Yazım yanlışı ve mantık hataları olabilir anlamadığınız yeri sorabilirsiniz
_
_
_
_
_

Melissa Vargas

Pencereden gözüme düşen gün ışığı ile elimle gözlerimi ovuşturarak açtığımda, yanı başımda hala onun oturduğunu görmemle şaşkın şekilde yüzüne baktım.

"Sen gece hiç uyumadın mı?"

"Tch, Seni izledim"

"Ne münasebet?!"

Şaşkınlıkla karışık elimde olmadan sesimi yükselttiğimde, kahkaha atmaya başladı.

"Saçmalama tabii ki uyudum, bende bir insanım"

"Sadece sabah tekrar görevimin başına geldim"

"Hmm, anladım"

Yerimden kalkarak banyoya gittim ve rutin işleri halledip merdivenlerden aşağıya inmeye başladım.

Ve tabii ki o da peşimden geliyordu...

Kahvaltı hazırlamak için mutfağa geçtiğimde, önce dolabın kapağını açarak neler yapabileceğime baktım ve bir kaç malzeme çıkartıp tezgaha bıraktım.

Dolabın kapağını kapattığımda korumama doğru kısa bir bakış attım.

Tezgaha yaslanmış beni dikizliyordu.

Ocağın altını yakarak tavayı ısınmaya bıraktığımda bir kaseye yumurtaları kırmaya başladım.

Kabukları çöpe atınca kaseyi tezgahtan alarak içindeki yumurtaları ocaktaki tavaya döktüm.

Kaseyi kenara bıraktığımda, sıra sebzeleri doğramaya gelmişti.

Onları yıkayıp tezgahın üstüne bıraktığımda doğrama tahtasını alarak bıçağın olduğu çekmeceyi açtım.

Bıçağı ordan hızla alıp doğrama tahtasının üzerine bıraktığımda elimi çekerek çekmeceyi kapattım.

Bu beni her seferinde zorluyordu fakat şu an tek değildim, ama içimdeki dürtüye engel olamıyordum.

Şuan bu bıçakla sebzeleri doğramaya değil kendime dokunmaya ihtiyacım vardı.

Nefesim düzensizleşirken keskin yüzeyini tenimde hissetmek ve akan kanımı görmek istediğimde, kontrol altında tutmaya çalıştığım dürtüler yüzünden bıçağı tutan elim titredi.

"Bırak ben halledeyim"

Sesin sahibine döndüğümde bana doğru yaklaşarak bıçağı elimden aldı.

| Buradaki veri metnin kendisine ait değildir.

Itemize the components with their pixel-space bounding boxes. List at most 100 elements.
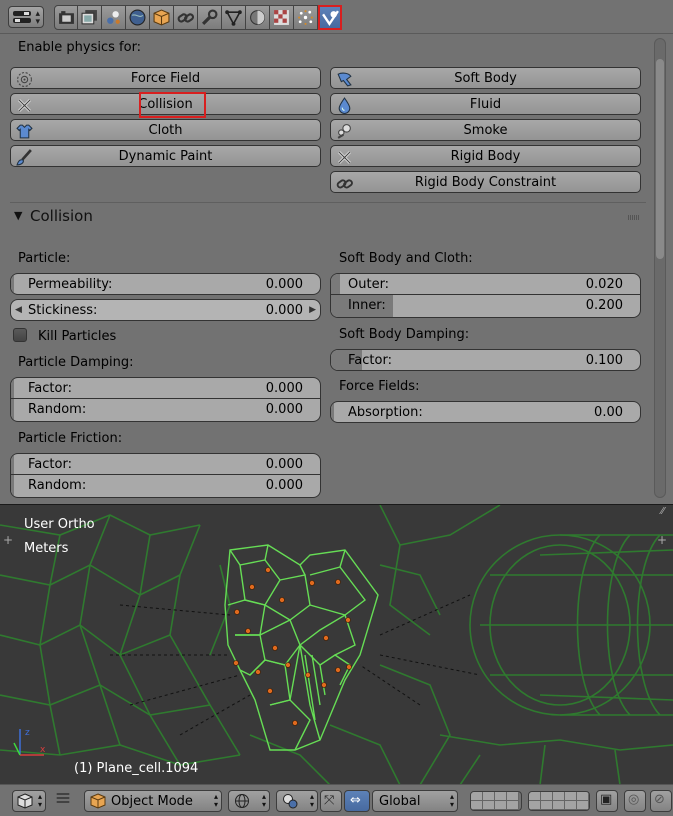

"Buna gerek yok, ben yapabilirim"

İtiraz etmek için elindeki bıçağa uzandığımda derin bir nefes alarak bıçağı benden uzaklaştırdı.

"Bak Melissa kaçıncı kez söylediğimi bilmiyorum ama benim görevim seni tehlike arz edebilecek şeylerden yani kendinden korumak, o yüzden bırak halledeyim"

Toparlanmaya çalışarak onaylayıp izin verdiğimde geri çekilerek ona alan yarattım.

Bu sefer ben onun az önce yaslandığı yere yaslandım ve nefesimi düzenlemeye çalışarak onu izlemeye başladım.

Sebzeleri sanki onlara işkence çektirmek istercesine hızlı bir şekilde bıçağı bastırarak doğruyordu.

"Gözlerini bıçaktan çek"

Dediği şeyle başımı yere eğerek bakmamaya çalıştım.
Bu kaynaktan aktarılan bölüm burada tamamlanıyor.